倒れ伏して動かない男性に、もう一度手を合わせる。黙祷。……僕にだって、死者を悼む心は有る。人が死んで嬉しいなんて事は有り得ない。それがどんな非日常に置かれていたとしても……それだけは、履き違えちゃいけないんだ。
「……お墓は、家族に建ててもらってください。では。お騒がせしました」
告げて、踵を返す。浮かれていた頭に水を差された気分だ。あの人に感謝しよう。
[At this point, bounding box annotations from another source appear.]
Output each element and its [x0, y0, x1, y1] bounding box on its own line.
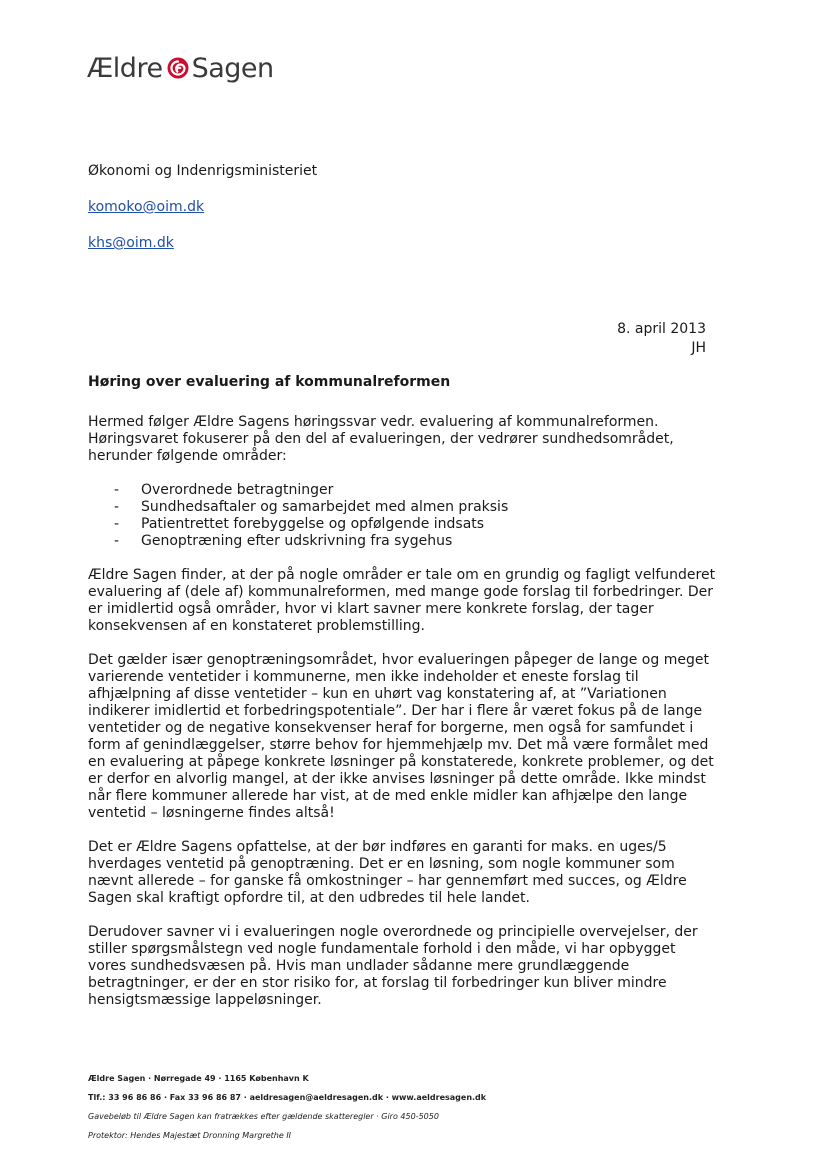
intro-paragraph: Hermed følger Ældre Sagens høringssvar vedr. evaluering af kommunalreformen. Høringsvaret fokuserer på den del af evalueringen, der vedrører sundhedsområdet, herunder følgende områder: — [88, 414, 674, 464]
body-paragraph: Derudover savner vi i evalueringen nogle overordnede og principielle overvejelser, der stiller spørgsmålstegn ved nogle fundamentale forhold i den måde, vi har opbygget vores sundhedsvæsen på. Hvis man undlader sådanne mere grundlæggende betragtninger, er der en stor risiko for, at forslag til forbedringer kun bliver mindre hensigtsmæssige lappeløsninger. — [88, 924, 698, 1008]
body-paragraph: Det er Ældre Sagens opfattelse, at der bør indføres en garanti for maks. en uges/5 hverdages ventetid på genoptræning. Det er en løsning, som nogle kommuner som nævnt allerede – for ganske få omkostninger – har gennemført med succes, og Ældre Sagen skal kraftigt opfordre til, at den udbredes til hele landet. — [88, 839, 687, 906]
recipient-email-link[interactable]: khs@oim.dk — [88, 235, 174, 251]
recipient-email-link[interactable]: komoko@oim.dk — [88, 199, 205, 215]
footer-patron: Protektor: Hendes Majestæt Dronning Margrethe II — [88, 1131, 292, 1140]
body-paragraph: Ældre Sagen finder, at der på nogle områder er tale om en grundig og fagligt velfunderet evaluering af (dele af) kommunalreformen, med mange gode forslag til forbedringer. Der er imidlertid også områder, hvor vi klart savner mere konkrete forslag, der tager konsekvensen af en konstateret problemstilling. — [88, 567, 716, 634]
author-initials: JH — [691, 340, 706, 356]
list-item-text: Sundhedsaftaler og samarbejdet med almen praksis — [141, 499, 509, 515]
organization-logo — [87, 50, 274, 86]
bullet-marker: - — [114, 533, 120, 549]
letter-body — [88, 414, 718, 1026]
list-item-text: Genoptræning efter udskrivning fra sygehus — [141, 533, 453, 549]
letter-date: 8. april 2013 — [617, 321, 706, 337]
bullet-marker: - — [114, 482, 120, 498]
date-block — [617, 320, 706, 358]
body-paragraph: Det gælder især genoptræningsområdet, hvor evalueringen påpeger de lange og meget varierende ventetider i kommunerne, men ikke indeholder et eneste forslag til afhjælpning af disse ventetider – kun en uhørt vag konstatering af, at ”Variationen indikerer imidlertid et forbedringspotentiale”. Der har i flere år været fokus på de lange ventetider og de negative konsekvenser heraf for borgerne, men også for samfundet i form af genindlæggelser, større behov for hjemmehjælp mv. Det må være formålet med en evaluering at påpege konkrete løsninger på konstaterede, konkrete problemer, og det er derfor en alvorlig mangel, at der ikke anvises løsninger på dette område. Ikke mindst når flere kommuner allerede har vist, at de med enkle midler kan afhjælpe den lange ventetid – løsningerne findes altså! — [88, 652, 714, 821]
list-item — [114, 482, 718, 499]
list-item-text: Overordnede betragtninger — [141, 482, 334, 498]
aeldre-sagen-swirl-icon — [166, 56, 190, 80]
footer-tax-note: Gavebeløb til Ældre Sagen kan fratrækkes efter gældende skatteregler · Giro 450-5050 — [88, 1112, 439, 1121]
logo-text-right: Sagen — [191, 52, 274, 84]
recipient-name: Økonomi og Indenrigsministeriet — [88, 163, 318, 179]
bullet-marker: - — [114, 516, 120, 532]
footer-contact: Tlf.: 33 96 86 86 · Fax 33 96 86 87 · aeldresagen@aeldresagen.dk · www.aeldresagen.dk — [88, 1093, 487, 1102]
topic-list — [88, 482, 718, 550]
letter-footer — [88, 1069, 486, 1145]
list-item — [114, 533, 718, 550]
footer-address: Ældre Sagen · Nørregade 49 · 1165 København K — [88, 1074, 309, 1083]
logo-text-left: Ældre — [87, 52, 163, 84]
list-item — [114, 516, 718, 533]
letter-subject: Høring over evaluering af kommunalreformen — [88, 374, 451, 390]
list-item-text: Patientrettet forebyggelse og opfølgende indsats — [141, 516, 485, 532]
list-item — [114, 499, 718, 516]
bullet-marker: - — [114, 499, 120, 515]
……冷静さを、取り戻せた。
ここには、人の死がある。男性しかり、他の人の生存も危ういだろう。迅速に行動する必要がある。
頭がちょうどいい案配に仕上がりつつある。最善を思考し無駄を省く冷静さがあり、現状を楽しむ余裕もある。万全だ。走り出す足に先程までの無駄は無い。地を蹴り前へ身体を飛ばすだけの所作を繰り返して山を下る。
やはり、男性を殺したのは先程の猟犬なのだろうか。死体に有った噛み跡から推察する。死体の損傷は激しくなかったから食事目的の殺傷ということは無さそうだった。
仮に猟犬だとして、後何匹居る? 僕らを襲ったのは八、そのうち追って来たのは六、そして僕が始末したのは三だ。海潮が片付けたと考えなければ残るは五、と言うことになる。その中のどれかがやったのだろうか。それともまだ居るのか。総数は計り知れない。そこから生存者を探し、救助するなんてのはなかなか骨の折れる作業だ。
「でも、やるっきゃない」
僕がここにいてそれが出来るのだから。それに、
「ヒーローのお約束っぽいし」
薄らと笑い、スピードを上げる。木々の切れ間が見えた。山の終わりだ。スピードを徐々に落としながらそこに辿り付き、そして、
何も無い空間に、弾かれて止まった。